Although the taxpayer did have a place of business at home, the Tribunal stated that there must have been a mixed object in the travelling between home and the private hospitals because part of the object of the journeys must be to maintain a home in a separate location from St Anthony's and Parkside:

'The fact remains that the statutory test, when interpreted in line with Mallalieu, sets a very high bar for deductibility of travel involving a taxpayer's home. The only reported case of the higher courts in which this bar has been cleared is Horton, and we consider the present case falls short of Horton...

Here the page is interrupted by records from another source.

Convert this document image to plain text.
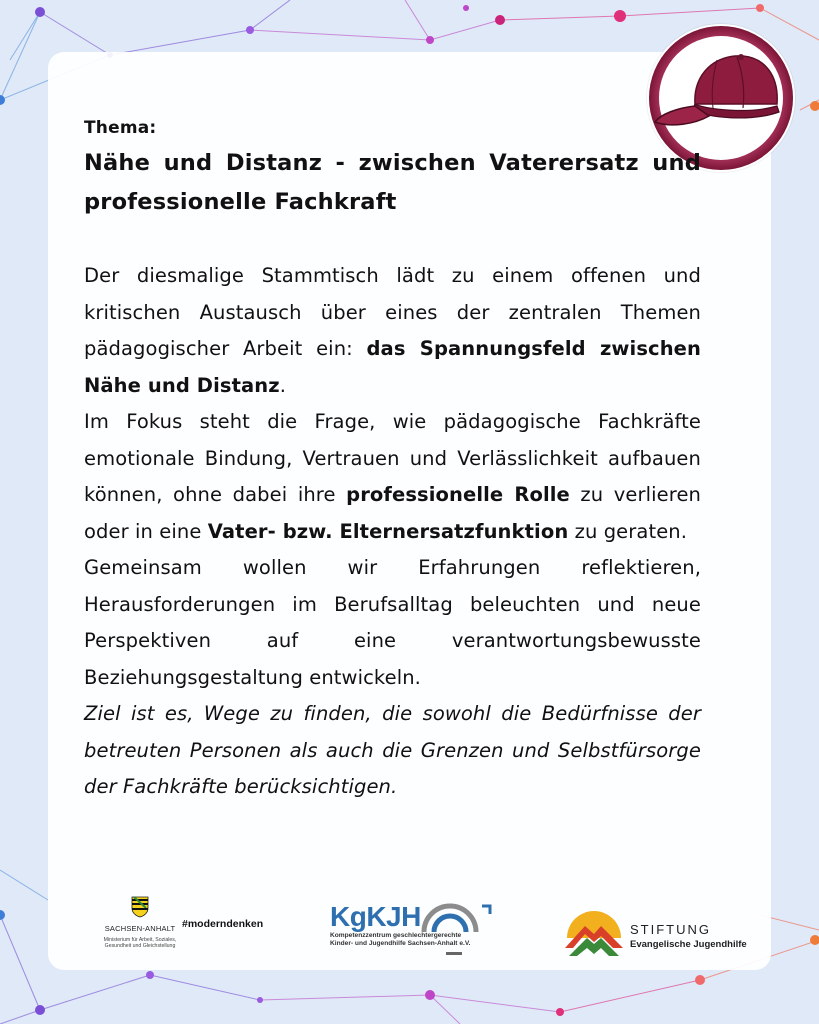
Thema:
Nähe und Distanz - zwischen Vaterersatz und professionelle Fachkraft

Der diesmalige Stammtisch lädt zu einem offenen und kritischen Austausch über eines der zentralen Themen pädagogischer Arbeit ein: das Spannungsfeld zwischen Nähe und Distanz.

Im Fokus steht die Frage, wie pädagogische Fachkräfte emotionale Bindung, Vertrauen und Verlässlichkeit aufbauen können, ohne dabei ihre professionelle Rolle zu verlieren oder in eine Vater- bzw. Elternersatzfunktion zu geraten.

Gemeinsam wollen wir Erfahrungen reflektieren, Herausforderungen im Berufsalltag beleuchten und neue

Perspektiven auf eine verantwortungsbewusste

Beziehungsgestaltung entwickeln.

Ziel ist es, Wege zu finden, die sowohl die Bedürfnisse der betreuten Personen als auch die Grenzen und Selbstfürsorge der Fachkräfte berücksichtigen.

SACHSEN-ANHALT
Ministerium für Arbeit, Soziales, Gesundheit und Gleichstellung
#moderndenken KgKJH
Kompetenzzentrum geschlechtergerechte
Kinder- und Jugendhilfe Sachsen-Anhalt e.V.
STIFTUNG
Evangelische Jugendhilfe
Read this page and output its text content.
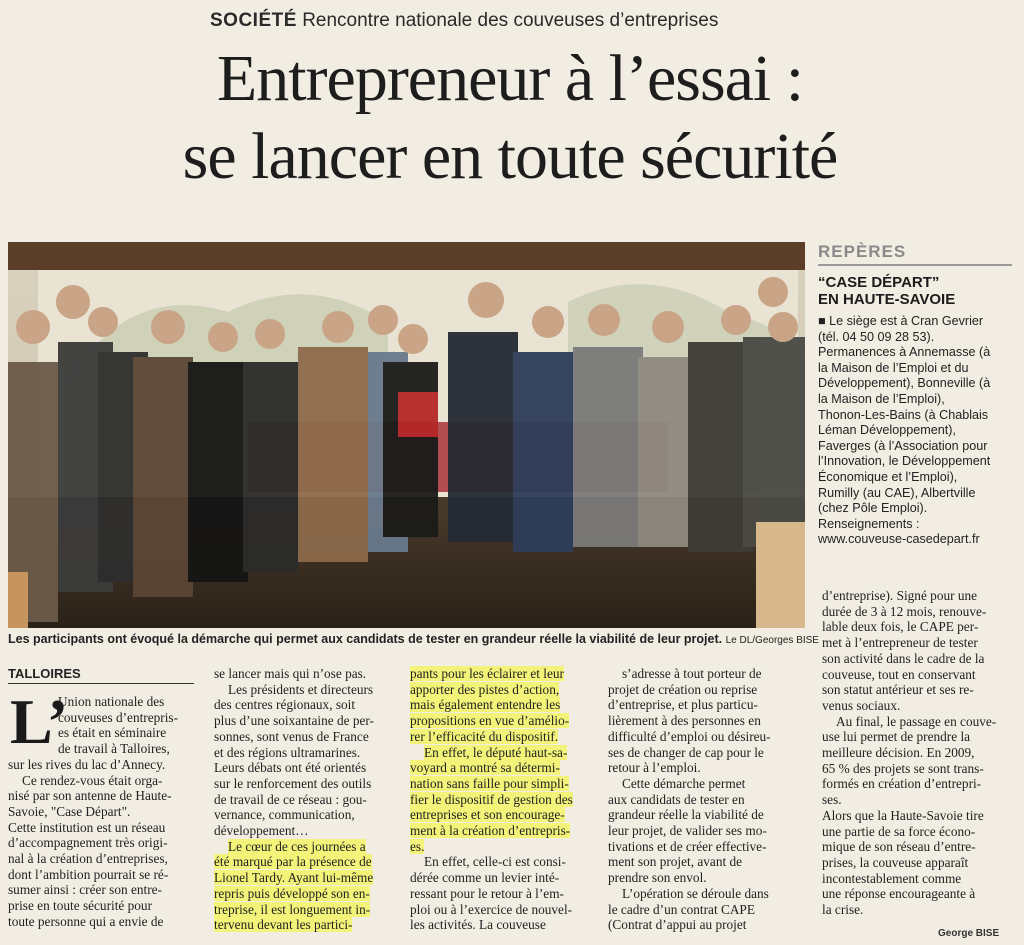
SOCIÉTÉ Rencontre nationale des couveuses d’entreprises
Entrepreneur à l’essai :
se lancer en toute sécurité
Les participants ont évoqué la démarche qui permet aux candidats de tester en grandeur réelle la viabilité de leur projet. Le DL/Georges BISE
REPÈRES
“CASE DÉPART”
EN HAUTE-SAVOIE

■ Le siège est à Cran Gevrier

(tél. 04 50 09 28 53).

Permanences à Annemasse (à

la Maison de l’Emploi et du

Développement), Bonneville (à

la Maison de l’Emploi),

Thonon-Les-Bains (à Chablais

Léman Développement),

Faverges (à l’Association pour

l’Innovation, le Développement

Économique et l’Emploi),

Rumilly (au CAE), Albertville

(chez Pôle Emploi).

Renseignements :

www.couveuse-casedepart.fr

TALLOIRES
L’

Union nationale des

couveuses d’entrepris-

es était en séminaire

de travail à Talloires,

sur les rives du lac d’Annecy.

Ce rendez-vous était orga-

nisé par son antenne de Haute-

Savoie, "Case Départ".

Cette institution est un réseau

d’accompagnement très origi-

nal à la création d’entreprises,

dont l’ambition pourrait se ré-

sumer ainsi : créer son entre-

prise en toute sécurité pour

toute personne qui a envie de

se lancer mais qui n’ose pas.

Les présidents et directeurs

des centres régionaux, soit

plus d’une soixantaine de per-

sonnes, sont venus de France

et des régions ultramarines.

Leurs débats ont été orientés

sur le renforcement des outils

de travail de ce réseau : gou-

vernance, communication,

développement…

Le cœur de ces journées a

été marqué par la présence de

Lionel Tardy. Ayant lui-même

repris puis développé son en-

treprise, il est longuement in-

tervenu devant les partici-

pants pour les éclairer et leur

apporter des pistes d’action,

mais également entendre les

propositions en vue d’amélio-

rer l’efficacité du dispositif.

En effet, le député haut-sa-

voyard a montré sa détermi-

nation sans faille pour simpli-

fier le dispositif de gestion des

entreprises et son encourage-

ment à la création d’entrepris-

es.

En effet, celle-ci est consi-

dérée comme un levier inté-

ressant pour le retour à l’em-

ploi ou à l’exercice de nouvel-

les activités. La couveuse

s’adresse à tout porteur de

projet de création ou reprise

d’entreprise, et plus particu-

lièrement à des personnes en

difficulté d’emploi ou désireu-

ses de changer de cap pour le

retour à l’emploi.

Cette démarche permet

aux candidats de tester en

grandeur réelle la viabilité de

leur projet, de valider ses mo-

tivations et de créer effective-

ment son projet, avant de

prendre son envol.

L’opération se déroule dans

le cadre d’un contrat CAPE

(Contrat d’appui au projet

d’entreprise). Signé pour une

durée de 3 à 12 mois, renouve-

lable deux fois, le CAPE per-

met à l’entrepreneur de tester

son activité dans le cadre de la

couveuse, tout en conservant

son statut antérieur et ses re-

venus sociaux.

Au final, le passage en couve-

use lui permet de prendre la

meilleure décision. En 2009,

65 % des projets se sont trans-

formés en création d’entrepri-

ses.

Alors que la Haute-Savoie tire

une partie de sa force écono-

mique de son réseau d’entre-

prises, la couveuse apparaît

incontestablement comme

une réponse encourageante à

la crise.

George BISE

We find that the Appellant must have a mixed object in his general pattern of travelling between his home and his places of business at Parkside/St Antony's. Part of his object in making those journeys must, inescapably in our view, be in order to maintain a private place of residence which is geographically separate from the two hospitals. It follows that even though we find he has a place of business also at his home, his travel between his home and those two locations cannot be deductible, on the basis of the reasoning in Mallalieu.'

The journeys between the NHS hospitals and the private hospitals were also regarded as non-deductible on the grounds that:

'...the object of the travel is to put the appellant into a position where he can carry on his business away from his place of employment; the travel is not an integral part of the business itself'.

The decision


  • the taxpayer had places of business at Parkside, St Antony's and his home;
  • as the taxpayer had other places of business apart from his home, his travel between home and those other places of business fell outside Horton;
  • although the taxpayer's travel between his home and Parkside/St Antony's was between places of business, on general principles no deduction can be allowed in relation to that travel;
  • the taxpayer's travel between his places of employment with the NHS and Parkside/St Antony's on the other was undertaken to get him to and from his place of business and not in the course of carrying on his business.

It remains to be seen whether the taxpayer appeals and it is important to bear in mind this case is not binding. Every case is different but 'How different?' is the question facing many consultants.